Он находился в изголовье ее кровати — три небольшие деревянные полочки. На них вместо икон находились три потертые фотографии в аккуратных тоненьких рамочках. На верхней — рядом стоят двое молодых людей: мужчина и женщина. Женщина совсем еще молоденькая, почти девочка, одетая в скромное прямое темное платье, простенькие, дешевые туфельки на небольшом каблучке, на плечи ложатся две темные косички. Некрасивая, но в глазах "бессмысленный восторг живой любви"[1], что и придавало ей своеобразную привлекательность. Это и была Сашка. Рядом с ней — мужчина лет тридцати в военном френче. Это был тот человек, ради которого она бегала каждый вечер в гостиницу Н, не боясь быть узнанной, и проводила там несколько часов, возвращаясь домой поздней ночью, а иногда в предрассветной мгле... Тот человек, которого она ласково называла "Гришенькой" и, наконец, на чей портрет молилась, как на икону. Она доверяла ему больше всех на свете и верила, что он никогда не предаст. Хотя понимала: он знает о ней и ее брате слишком много, и этого может оказаться достаточным, чтобы однажды в какой-нибудь яркий весенний день раздался выстрел, и белая стена окрасилась их кровью, кровью людей, борющихся за права народа... Но Сашка почему-то верила ему, верила, что он так никогда не поступит. Федька (так она с нежностью называла своего брата) скептически относился к ее связи с господином Поляковым. "Он слишком стар для тебя и к тому же редкостная сволочь, каких поискать еще надо!" — говорил он своей сестре, но та даже слушать его не собиралась. Поэтому Федька терпеливо сносил ежедневные приходы Сашки в середине ночи и стоически выносил сбивчивый бред сестры, навеянный ей муками первой любви.

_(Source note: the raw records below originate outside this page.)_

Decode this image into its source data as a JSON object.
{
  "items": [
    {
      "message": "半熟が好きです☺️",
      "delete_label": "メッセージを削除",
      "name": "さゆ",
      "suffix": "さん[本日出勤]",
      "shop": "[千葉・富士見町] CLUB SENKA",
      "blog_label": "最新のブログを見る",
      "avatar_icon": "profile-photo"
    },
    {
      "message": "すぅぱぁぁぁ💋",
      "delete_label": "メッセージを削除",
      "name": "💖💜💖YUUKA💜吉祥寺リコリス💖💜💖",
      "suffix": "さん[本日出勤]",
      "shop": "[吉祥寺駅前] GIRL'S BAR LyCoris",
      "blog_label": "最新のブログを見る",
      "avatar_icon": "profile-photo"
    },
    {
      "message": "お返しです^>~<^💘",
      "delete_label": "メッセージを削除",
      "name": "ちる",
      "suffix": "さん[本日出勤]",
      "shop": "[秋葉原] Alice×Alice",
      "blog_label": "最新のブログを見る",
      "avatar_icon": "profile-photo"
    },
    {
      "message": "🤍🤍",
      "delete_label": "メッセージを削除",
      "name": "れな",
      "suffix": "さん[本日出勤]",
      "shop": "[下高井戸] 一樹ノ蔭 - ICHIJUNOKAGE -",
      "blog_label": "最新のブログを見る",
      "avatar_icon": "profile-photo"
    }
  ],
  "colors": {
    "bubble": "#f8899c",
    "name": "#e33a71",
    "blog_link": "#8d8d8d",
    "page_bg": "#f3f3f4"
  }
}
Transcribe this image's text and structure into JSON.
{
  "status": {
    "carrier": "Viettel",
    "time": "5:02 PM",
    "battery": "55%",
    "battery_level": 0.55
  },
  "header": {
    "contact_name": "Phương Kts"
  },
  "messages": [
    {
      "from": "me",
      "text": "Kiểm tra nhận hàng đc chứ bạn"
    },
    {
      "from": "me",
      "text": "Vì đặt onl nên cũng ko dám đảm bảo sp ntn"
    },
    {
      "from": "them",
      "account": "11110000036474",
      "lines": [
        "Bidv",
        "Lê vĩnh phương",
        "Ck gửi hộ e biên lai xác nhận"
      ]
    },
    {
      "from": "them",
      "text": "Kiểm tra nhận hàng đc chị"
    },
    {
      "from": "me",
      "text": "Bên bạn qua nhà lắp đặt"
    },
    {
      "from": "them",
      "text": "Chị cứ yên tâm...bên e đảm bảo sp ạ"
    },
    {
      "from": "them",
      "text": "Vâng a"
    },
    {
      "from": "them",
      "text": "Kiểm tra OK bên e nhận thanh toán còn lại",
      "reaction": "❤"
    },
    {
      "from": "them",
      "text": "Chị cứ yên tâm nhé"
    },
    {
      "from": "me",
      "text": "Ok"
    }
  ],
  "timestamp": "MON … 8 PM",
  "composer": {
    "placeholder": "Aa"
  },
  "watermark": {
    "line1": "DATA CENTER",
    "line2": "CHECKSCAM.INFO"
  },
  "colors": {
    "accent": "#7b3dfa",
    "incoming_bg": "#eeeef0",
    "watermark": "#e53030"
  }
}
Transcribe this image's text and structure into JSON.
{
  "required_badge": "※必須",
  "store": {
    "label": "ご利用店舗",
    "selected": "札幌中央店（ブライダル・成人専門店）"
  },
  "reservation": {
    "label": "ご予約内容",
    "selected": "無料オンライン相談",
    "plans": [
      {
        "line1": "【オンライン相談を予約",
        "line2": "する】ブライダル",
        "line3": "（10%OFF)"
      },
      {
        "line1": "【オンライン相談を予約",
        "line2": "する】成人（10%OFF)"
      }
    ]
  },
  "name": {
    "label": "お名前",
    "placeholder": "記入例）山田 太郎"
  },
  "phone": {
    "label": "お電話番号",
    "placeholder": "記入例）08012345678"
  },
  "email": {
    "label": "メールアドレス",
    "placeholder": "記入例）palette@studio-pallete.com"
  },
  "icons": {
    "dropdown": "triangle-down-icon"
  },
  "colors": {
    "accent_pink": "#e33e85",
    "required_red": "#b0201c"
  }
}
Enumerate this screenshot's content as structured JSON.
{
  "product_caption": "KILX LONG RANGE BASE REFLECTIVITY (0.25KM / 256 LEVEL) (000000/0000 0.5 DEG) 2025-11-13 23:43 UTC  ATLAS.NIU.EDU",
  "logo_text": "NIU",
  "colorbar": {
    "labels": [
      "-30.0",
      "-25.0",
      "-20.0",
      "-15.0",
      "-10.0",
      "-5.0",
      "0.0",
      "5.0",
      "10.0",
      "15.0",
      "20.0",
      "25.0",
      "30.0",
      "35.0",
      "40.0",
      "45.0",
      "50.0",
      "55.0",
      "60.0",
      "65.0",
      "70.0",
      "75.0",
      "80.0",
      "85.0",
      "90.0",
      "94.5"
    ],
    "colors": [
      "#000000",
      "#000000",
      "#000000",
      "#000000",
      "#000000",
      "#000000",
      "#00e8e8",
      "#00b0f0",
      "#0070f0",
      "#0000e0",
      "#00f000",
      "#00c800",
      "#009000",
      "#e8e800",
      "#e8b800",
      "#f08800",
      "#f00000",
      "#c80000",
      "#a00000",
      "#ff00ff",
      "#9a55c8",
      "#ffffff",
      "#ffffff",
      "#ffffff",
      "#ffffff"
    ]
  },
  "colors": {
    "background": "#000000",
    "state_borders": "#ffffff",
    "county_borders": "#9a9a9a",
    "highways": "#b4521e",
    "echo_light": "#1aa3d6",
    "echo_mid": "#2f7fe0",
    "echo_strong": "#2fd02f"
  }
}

Рядом с этим снимком на полочке лежали алые длинные бусы. "О, это всего лишь безделушка, не настоящие камни, но все равно прими от меня этот скромный подарок" — говорил Григорий, надевая ей на шею эти самые бусы. Они всегда лежали здесь, рядом с фотографией, и только по вечерам, когда Сашка отправлялась в гостиницу, она бережно надевала их.
На фотографии, стоявшей ниже, изображены двое детей — мальчик-подросток лет пятнадцати и маленькая девочка, которую он держит на руках. Это были они: Федька и Сашка. В то время они еще жили в деревне в большом доме вместе с родителями. Однажды в их захолустье приехал корреспондент, который писал статью в газету про уездную жизнь, ходил по домам, беседовал, сделал много снимков. Вскоре после его уезда по почте пришла посылка, содержащая стопку фотографий почти всех жителей деревни и письмо с благодарностью своим "помощникам в журналистском деле". Отсюда и третья фотография, находившаяся на нижней полочке. Женщина и мужчина средних лет, сидящие на длинной скамье под окном опрятной избушки, с маленькой девочкой на коленях. Высокий парнишка стоял за ними. Вот, пожалуй, и все, что осталось на память после смерти родителей брату с сестрой, если не считать еще двух венчальных свечей, аккуратно перевязанных голубой лентой, находившихся здесь же. Конечно же, были и дом в деревни, и мебель, и какая-то утварь — словом все, что есть у каждого обычного человека. Но какая же это память? Тем более все это давно уже было продано.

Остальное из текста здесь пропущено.